The regulations do not require that accessible parts of the workplace are exclusively provided for people who qualify as disabled people as defined by the Equality Act. Building regulations do not require this either.
The tribunal continues to invent further tests concerning who can use the accessible toilets at work:
“Whilst a trans person suffering from gender dysphoria may be entitled to use the disabled facilities whilst they are undergoing gender reassignment treatment (per CofA in Croft), they may no longer qualify once that reassignment is complete (because there is no longer a marked incongruence between how they perceive themselves and how they present to others). Likewise a person suffering from psychological or psychiatric distress as a consequence of the toilet access policy may be entitled to use the disabled facilities.
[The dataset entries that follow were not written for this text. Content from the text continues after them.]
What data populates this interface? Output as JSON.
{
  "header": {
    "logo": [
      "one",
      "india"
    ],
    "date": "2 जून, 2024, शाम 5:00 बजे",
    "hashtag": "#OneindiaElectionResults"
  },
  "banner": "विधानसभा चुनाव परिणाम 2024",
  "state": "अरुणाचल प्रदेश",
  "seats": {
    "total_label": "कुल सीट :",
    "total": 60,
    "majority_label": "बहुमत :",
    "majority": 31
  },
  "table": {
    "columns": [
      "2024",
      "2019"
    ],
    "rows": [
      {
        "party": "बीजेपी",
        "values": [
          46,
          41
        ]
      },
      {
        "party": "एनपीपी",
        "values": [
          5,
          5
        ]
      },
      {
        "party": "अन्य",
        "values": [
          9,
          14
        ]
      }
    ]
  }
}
However any requirement to do so, particularly if a trans person no longer qualifies as disabled, is affected by considerations of illegality and would not fulfil the legitimate aims of treating trans employees inclusively, with respect and dignity according to the gender by which they have identified.”
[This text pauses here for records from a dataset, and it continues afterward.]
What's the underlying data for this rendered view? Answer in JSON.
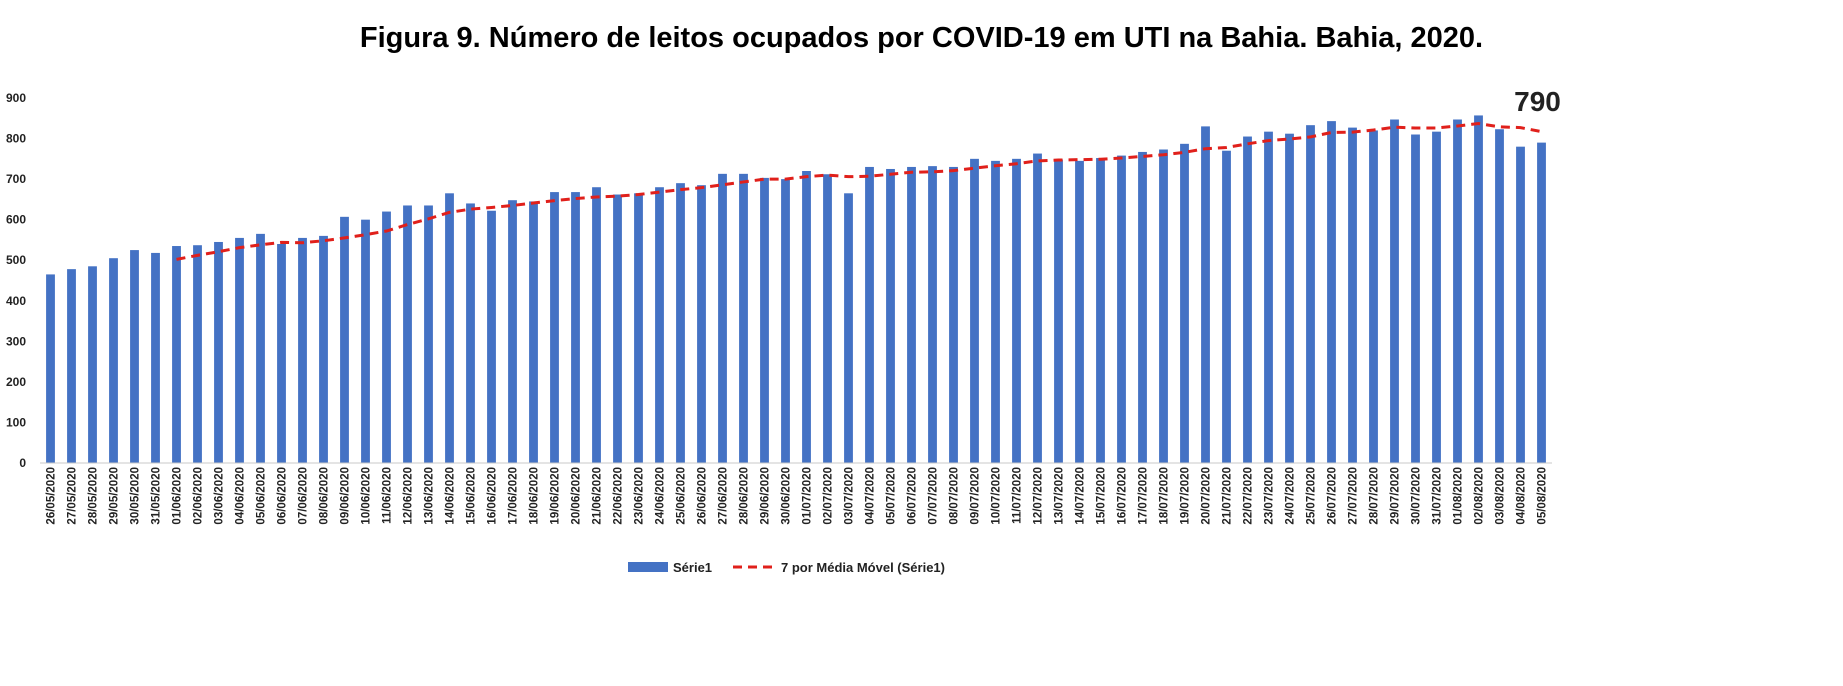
{
  "chart_data": {
    "type": "bar",
    "title": "Figura 9. Número de leitos ocupados por COVID-19 em UTI na Bahia. Bahia, 2020.",
    "xlabel": "",
    "ylabel": "",
    "ylim": [
      0,
      900
    ],
    "yticks": [
      "0",
      "100",
      "200",
      "300",
      "400",
      "500",
      "600",
      "700",
      "800",
      "900"
    ],
    "grid": false,
    "legend_position": "bottom",
    "categories": [
      "26/05/2020",
      "27/05/2020",
      "28/05/2020",
      "29/05/2020",
      "30/05/2020",
      "31/05/2020",
      "01/06/2020",
      "02/06/2020",
      "03/06/2020",
      "04/06/2020",
      "05/06/2020",
      "06/06/2020",
      "07/06/2020",
      "08/06/2020",
      "09/06/2020",
      "10/06/2020",
      "11/06/2020",
      "12/06/2020",
      "13/06/2020",
      "14/06/2020",
      "15/06/2020",
      "16/06/2020",
      "17/06/2020",
      "18/06/2020",
      "19/06/2020",
      "20/06/2020",
      "21/06/2020",
      "22/06/2020",
      "23/06/2020",
      "24/06/2020",
      "25/06/2020",
      "26/06/2020",
      "27/06/2020",
      "28/06/2020",
      "29/06/2020",
      "30/06/2020",
      "01/07/2020",
      "02/07/2020",
      "03/07/2020",
      "04/07/2020",
      "05/07/2020",
      "06/07/2020",
      "07/07/2020",
      "08/07/2020",
      "09/07/2020",
      "10/07/2020",
      "11/07/2020",
      "12/07/2020",
      "13/07/2020",
      "14/07/2020",
      "15/07/2020",
      "16/07/2020",
      "17/07/2020",
      "18/07/2020",
      "19/07/2020",
      "20/07/2020",
      "21/07/2020",
      "22/07/2020",
      "23/07/2020",
      "24/07/2020",
      "25/07/2020",
      "26/07/2020",
      "27/07/2020",
      "28/07/2020",
      "29/07/2020",
      "30/07/2020",
      "31/07/2020",
      "01/08/2020",
      "02/08/2020",
      "03/08/2020",
      "04/08/2020",
      "05/08/2020"
    ],
    "series": [
      {
        "name": "Série1",
        "kind": "bar",
        "color": "#4472C4",
        "values": [
          465,
          478,
          485,
          505,
          525,
          518,
          535,
          537,
          545,
          555,
          565,
          540,
          555,
          560,
          607,
          600,
          620,
          635,
          635,
          665,
          640,
          622,
          648,
          645,
          668,
          668,
          680,
          662,
          665,
          680,
          690,
          685,
          713,
          713,
          703,
          700,
          720,
          712,
          665,
          730,
          725,
          730,
          732,
          730,
          750,
          745,
          750,
          763,
          748,
          745,
          752,
          758,
          767,
          773,
          787,
          830,
          770,
          805,
          817,
          812,
          833,
          843,
          827,
          820,
          847,
          810,
          817,
          847,
          857,
          823,
          780,
          790
        ]
      },
      {
        "name": "7 por Média Móvel (Série1)",
        "kind": "line",
        "color": "#E0201B",
        "style": "dashed",
        "values": [
          null,
          null,
          null,
          null,
          null,
          null,
          502,
          512,
          521,
          531,
          538,
          544,
          543,
          548,
          555,
          563,
          572,
          588,
          602,
          618,
          626,
          630,
          635,
          641,
          647,
          652,
          656,
          658,
          662,
          668,
          674,
          679,
          686,
          693,
          700,
          700,
          706,
          710,
          706,
          707,
          712,
          717,
          718,
          721,
          727,
          733,
          738,
          745,
          747,
          748,
          749,
          752,
          756,
          760,
          766,
          775,
          778,
          787,
          795,
          799,
          804,
          815,
          816,
          821,
          828,
          826,
          826,
          831,
          837,
          829,
          827,
          817
        ]
      }
    ],
    "annotations": [
      {
        "text": "790",
        "category": "05/08/2020"
      }
    ]
  }
}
There was no evidence presented that Leonardo limits the use of accessible facilities to those meeting the Equality Act definition of disability, and this is not a requirement of the regulations. Indeed, the company argued that the accessible unisex toilets were the most convenient for Kelly to use.
Meanwhile the tribunal dismissed Kelly’s evidence about why women don’t want to share toilets with men (such as modesty concerns and exposure to risk of sexual assault, exposure and voyeurism) as “generalities that do not apply in the context of their Edinburgh site”.
What happens next?
Transactivists will no doubt read this judgment as meaning that organisations can – and indeed should – adopt toilet policies based on “gender identity” without fear of liability for sex discrimination and harassment.
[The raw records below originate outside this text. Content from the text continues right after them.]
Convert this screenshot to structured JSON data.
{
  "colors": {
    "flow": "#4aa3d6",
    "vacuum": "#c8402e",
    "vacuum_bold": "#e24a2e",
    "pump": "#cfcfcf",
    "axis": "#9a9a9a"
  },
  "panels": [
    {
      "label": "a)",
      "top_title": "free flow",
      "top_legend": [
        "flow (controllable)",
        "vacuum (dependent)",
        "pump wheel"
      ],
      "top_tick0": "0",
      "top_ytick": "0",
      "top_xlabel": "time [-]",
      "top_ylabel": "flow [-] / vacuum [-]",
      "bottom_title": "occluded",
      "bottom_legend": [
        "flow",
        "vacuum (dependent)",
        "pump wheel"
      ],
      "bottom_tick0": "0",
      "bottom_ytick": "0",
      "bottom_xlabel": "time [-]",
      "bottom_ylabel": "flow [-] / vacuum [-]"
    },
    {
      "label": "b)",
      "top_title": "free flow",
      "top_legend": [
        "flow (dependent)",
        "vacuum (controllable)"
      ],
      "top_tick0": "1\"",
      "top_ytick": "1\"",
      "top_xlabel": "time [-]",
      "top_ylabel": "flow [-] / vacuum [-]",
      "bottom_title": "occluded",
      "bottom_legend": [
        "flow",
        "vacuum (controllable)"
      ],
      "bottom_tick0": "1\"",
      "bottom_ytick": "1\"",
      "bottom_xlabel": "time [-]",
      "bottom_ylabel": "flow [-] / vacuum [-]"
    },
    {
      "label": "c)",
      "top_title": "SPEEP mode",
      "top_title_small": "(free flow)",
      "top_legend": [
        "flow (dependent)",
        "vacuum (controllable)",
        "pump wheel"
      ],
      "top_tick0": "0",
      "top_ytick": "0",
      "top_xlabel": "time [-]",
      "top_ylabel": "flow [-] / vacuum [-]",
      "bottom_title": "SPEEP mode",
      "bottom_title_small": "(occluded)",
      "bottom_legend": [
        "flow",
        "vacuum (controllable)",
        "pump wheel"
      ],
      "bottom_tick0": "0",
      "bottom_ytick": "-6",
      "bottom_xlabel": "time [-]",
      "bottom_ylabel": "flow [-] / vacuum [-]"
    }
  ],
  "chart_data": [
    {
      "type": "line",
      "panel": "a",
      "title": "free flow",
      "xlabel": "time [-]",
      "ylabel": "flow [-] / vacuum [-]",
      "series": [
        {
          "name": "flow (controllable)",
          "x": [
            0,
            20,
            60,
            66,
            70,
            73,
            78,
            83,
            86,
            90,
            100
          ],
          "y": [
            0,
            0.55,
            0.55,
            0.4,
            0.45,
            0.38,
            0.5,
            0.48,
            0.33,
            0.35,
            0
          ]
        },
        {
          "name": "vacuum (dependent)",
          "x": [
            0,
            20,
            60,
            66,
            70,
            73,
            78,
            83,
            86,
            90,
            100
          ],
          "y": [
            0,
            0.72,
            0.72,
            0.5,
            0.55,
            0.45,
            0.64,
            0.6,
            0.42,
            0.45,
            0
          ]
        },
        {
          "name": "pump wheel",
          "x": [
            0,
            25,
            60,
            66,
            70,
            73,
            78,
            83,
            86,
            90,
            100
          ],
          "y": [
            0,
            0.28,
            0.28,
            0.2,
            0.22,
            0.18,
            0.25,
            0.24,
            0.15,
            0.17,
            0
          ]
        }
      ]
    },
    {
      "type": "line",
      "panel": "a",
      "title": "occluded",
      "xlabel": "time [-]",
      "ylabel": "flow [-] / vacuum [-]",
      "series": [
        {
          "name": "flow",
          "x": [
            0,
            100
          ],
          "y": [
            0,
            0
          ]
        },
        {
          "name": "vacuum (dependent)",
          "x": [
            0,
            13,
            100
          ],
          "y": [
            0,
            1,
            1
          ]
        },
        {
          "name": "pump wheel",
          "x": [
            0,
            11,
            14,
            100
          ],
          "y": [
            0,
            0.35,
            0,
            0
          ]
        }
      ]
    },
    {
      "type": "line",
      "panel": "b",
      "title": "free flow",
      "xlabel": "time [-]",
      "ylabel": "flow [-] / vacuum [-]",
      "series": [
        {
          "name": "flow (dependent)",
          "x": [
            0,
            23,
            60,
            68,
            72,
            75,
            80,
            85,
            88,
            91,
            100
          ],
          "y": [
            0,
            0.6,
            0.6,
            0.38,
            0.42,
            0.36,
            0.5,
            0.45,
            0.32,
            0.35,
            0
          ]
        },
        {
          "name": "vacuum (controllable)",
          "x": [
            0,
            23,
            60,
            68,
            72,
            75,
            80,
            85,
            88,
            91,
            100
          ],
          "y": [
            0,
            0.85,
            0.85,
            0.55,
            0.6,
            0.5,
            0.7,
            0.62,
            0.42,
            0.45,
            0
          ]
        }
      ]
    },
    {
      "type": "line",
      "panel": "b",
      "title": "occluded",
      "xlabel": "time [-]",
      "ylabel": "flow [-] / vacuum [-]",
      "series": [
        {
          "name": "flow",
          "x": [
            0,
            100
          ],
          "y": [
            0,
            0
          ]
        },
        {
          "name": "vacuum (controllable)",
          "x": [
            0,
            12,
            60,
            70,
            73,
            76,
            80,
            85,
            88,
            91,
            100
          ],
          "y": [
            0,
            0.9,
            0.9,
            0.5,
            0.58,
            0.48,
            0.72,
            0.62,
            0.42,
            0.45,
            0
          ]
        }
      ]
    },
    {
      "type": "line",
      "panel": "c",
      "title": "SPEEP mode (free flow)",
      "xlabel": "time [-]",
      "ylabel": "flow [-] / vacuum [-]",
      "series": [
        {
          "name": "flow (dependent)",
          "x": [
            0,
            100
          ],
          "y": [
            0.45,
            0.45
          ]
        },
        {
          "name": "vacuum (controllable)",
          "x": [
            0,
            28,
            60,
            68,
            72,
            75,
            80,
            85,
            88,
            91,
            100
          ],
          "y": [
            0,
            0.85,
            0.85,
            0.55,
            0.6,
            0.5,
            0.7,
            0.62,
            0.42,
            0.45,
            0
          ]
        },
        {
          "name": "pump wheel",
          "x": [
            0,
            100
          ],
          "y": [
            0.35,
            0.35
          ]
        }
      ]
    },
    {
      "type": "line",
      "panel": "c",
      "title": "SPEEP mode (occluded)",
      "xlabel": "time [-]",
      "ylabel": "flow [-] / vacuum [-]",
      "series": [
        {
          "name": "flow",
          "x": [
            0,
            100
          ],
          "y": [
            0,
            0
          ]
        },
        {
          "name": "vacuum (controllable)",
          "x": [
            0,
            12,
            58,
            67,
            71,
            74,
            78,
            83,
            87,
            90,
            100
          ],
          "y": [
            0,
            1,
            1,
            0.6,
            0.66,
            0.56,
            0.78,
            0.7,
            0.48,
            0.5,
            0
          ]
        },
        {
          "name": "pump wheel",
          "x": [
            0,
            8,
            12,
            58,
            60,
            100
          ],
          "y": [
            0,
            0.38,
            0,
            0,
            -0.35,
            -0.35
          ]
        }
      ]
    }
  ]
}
Sensible employers will be wary. This judgment is not likely to withstand appeal. An employer relying on the employment-tribunal judgment of Kelly v Leonardo for confidence that a toilet policy based on gender identity is “an appropriate means to achieve the aim of an inclusive workplace environment” in 2025 will be in very much the same position as one relying on the Forstater v CGD judgment that gender-critical beliefs are “not worthy of respect in a democratic society” would have been in 2019. As the EAT case of Croft, which this judgment relies on, says:
“In the light of these workplace provisions ordinary good practice requires, as it seems to us, that an employer is to be expected to require those who are, or who are believed by him to be, at law males to use only the men’s facilities and those who are at law or who are believed by him to be females to use only the women’s.”
Employers must be confident that their own policies are lawful. As we have written to Sir Chris Wormald, the cabinet secretary and head of the civil service, employees implementing an unlawful policy are liable for these contraventions unless they can rely on a statement by the employer that the policy is lawful. The employer commits an offence if it “knowingly or recklessly” makes a statement confirming the lawfulness of its policy “which is false or misleading in a material respect”.
This case underlines the need for clear guidance. Staff at Leonardo relied on guidance published by the Government Equalities Office, which was produced with an activist organisation, is wrong in law and has since been withdrawn. As a result, Leonardo is now faced with a long legal battle with a valued employee in the public eye.
The Women and Equalities Minister must replace the outdated code of practice for service providers, which has misled so many employers as to their legal duties, with new guidance. The Health and Safety Executive, which is responsible for the Workplace (Health, Safety and Welfare) Regulations 1992, should make clear in its guidance that communicating ordinary sex-based rules to employees, and expecting them to follow those rules, is basic good practice.